---
title: 'Weighted gene co-expression network analysis with TCGA RNAseq data'
author: | 
  | Andreas Mock
  | Cancer Research UK Cambridge Institute, University of Cambridge
date: '`r Sys.Date()`'
output: BiocStyle::html_document
fig_caption: yes
vignette: >
  %\VignetteIndexEntry{Weighted gene co-expression network analysis with TCGA RNAseq data}
  %\VignetteEngine{knitr::rmarkdown}
  %\VignetteEncoding{utf8}
---

The following tutorial describes the generation of a weighted co-expression network from TCGA (The Cancer Genome Atlas) RNAseq data using the `WGCNA` *R* package by Langfelder and Horvarth[^1]. In addition, individual genes and modules will be related to sample traits.
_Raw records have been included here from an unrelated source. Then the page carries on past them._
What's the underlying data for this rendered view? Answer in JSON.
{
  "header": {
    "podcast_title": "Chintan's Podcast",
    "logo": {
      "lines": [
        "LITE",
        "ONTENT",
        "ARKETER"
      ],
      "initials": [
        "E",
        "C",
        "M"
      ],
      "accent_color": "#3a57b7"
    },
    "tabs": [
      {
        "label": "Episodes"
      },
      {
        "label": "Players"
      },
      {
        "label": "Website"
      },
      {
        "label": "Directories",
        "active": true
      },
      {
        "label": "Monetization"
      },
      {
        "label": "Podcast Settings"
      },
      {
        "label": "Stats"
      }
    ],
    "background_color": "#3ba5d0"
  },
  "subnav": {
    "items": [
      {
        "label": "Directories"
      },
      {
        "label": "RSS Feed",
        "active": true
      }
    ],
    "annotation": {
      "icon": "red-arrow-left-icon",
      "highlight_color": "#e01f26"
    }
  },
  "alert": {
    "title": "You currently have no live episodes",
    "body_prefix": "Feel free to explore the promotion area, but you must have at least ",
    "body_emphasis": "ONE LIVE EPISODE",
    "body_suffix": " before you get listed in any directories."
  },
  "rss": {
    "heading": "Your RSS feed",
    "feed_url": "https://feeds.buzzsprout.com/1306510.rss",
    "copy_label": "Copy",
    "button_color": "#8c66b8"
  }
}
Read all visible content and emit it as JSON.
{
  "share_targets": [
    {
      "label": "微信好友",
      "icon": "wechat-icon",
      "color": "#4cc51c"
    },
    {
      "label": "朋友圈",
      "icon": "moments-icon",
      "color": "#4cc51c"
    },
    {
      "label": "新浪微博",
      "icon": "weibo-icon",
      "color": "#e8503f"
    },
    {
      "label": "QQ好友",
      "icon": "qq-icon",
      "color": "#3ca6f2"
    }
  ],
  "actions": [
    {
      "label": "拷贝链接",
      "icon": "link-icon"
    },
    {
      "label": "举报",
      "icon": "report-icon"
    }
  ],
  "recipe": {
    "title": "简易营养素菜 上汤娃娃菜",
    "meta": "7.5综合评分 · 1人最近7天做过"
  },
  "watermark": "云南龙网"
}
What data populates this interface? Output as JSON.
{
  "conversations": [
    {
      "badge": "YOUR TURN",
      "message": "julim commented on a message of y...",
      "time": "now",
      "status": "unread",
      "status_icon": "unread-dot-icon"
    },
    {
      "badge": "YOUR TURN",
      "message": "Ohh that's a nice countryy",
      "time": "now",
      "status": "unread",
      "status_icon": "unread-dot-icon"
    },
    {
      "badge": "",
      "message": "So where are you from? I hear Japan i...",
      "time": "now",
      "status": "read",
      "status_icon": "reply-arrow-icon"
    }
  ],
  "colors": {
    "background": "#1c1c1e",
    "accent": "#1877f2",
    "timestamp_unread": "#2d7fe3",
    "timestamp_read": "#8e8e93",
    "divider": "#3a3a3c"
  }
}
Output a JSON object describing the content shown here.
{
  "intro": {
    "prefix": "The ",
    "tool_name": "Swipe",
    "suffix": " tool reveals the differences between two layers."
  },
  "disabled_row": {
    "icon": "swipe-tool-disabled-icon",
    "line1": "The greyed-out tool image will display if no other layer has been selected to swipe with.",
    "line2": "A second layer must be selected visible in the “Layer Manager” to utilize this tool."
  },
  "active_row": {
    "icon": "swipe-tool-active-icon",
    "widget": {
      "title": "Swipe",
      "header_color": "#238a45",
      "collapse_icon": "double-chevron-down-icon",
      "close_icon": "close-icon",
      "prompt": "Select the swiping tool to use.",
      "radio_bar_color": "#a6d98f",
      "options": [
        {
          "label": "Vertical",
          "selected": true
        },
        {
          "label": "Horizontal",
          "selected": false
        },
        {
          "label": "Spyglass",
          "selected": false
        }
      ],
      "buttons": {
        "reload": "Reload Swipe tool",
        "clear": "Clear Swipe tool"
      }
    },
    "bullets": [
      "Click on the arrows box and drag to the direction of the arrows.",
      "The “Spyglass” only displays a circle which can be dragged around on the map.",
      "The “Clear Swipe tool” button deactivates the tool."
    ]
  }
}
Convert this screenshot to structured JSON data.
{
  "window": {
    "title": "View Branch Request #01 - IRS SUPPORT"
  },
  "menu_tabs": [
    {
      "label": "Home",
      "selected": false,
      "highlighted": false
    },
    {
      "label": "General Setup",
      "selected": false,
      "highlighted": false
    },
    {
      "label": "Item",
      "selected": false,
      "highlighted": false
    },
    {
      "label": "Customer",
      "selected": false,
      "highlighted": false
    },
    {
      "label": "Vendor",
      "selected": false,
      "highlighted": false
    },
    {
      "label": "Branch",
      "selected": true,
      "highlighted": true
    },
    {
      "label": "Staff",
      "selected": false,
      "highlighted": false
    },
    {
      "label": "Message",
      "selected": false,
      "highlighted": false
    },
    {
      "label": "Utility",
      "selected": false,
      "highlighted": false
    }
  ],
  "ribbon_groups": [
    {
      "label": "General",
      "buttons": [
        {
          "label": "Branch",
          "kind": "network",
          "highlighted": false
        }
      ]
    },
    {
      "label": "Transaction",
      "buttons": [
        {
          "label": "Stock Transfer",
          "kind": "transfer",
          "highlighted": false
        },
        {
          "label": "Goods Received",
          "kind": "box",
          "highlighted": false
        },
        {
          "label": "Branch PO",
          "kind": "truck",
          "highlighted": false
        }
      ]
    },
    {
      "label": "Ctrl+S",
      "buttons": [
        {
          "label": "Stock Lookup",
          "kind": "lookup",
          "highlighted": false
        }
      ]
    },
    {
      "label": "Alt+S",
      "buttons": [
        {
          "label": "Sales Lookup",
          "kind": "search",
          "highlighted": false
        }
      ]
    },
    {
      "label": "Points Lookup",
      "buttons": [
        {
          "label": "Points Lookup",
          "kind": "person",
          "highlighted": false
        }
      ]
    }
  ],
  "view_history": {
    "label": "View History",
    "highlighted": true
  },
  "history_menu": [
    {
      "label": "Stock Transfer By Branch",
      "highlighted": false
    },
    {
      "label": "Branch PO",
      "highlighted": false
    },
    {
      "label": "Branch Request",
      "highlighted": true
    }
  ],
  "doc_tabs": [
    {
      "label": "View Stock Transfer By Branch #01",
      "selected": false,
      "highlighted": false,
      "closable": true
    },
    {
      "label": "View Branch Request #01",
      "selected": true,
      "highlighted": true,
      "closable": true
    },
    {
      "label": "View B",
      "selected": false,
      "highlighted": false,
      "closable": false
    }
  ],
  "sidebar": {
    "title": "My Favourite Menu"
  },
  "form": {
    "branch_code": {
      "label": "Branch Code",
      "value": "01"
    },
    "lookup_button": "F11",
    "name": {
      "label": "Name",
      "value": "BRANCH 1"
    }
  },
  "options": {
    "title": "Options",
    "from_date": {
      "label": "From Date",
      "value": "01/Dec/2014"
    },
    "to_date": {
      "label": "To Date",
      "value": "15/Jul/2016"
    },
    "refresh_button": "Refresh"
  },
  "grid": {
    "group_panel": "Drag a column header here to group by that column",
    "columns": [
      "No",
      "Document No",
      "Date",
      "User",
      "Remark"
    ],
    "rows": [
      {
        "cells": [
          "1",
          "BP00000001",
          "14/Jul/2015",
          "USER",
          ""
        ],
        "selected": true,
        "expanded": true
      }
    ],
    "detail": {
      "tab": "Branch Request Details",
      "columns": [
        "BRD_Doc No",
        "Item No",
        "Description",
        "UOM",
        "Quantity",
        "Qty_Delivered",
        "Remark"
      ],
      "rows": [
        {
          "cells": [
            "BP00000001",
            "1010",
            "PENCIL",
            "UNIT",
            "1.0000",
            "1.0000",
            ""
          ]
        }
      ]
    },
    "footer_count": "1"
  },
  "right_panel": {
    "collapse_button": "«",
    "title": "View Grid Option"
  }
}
Exemplarly, a co-expression network for skin cutaneous melanomas (SKCM) will be generated. However, the following weighted gene co-expression analysis (WGCNA) framework is applicable to any TCGA tumour entity. 

The code of this vignette is a proof of principial example that can't be run as listed without assembling the RNAseq data as described in the following beforehand.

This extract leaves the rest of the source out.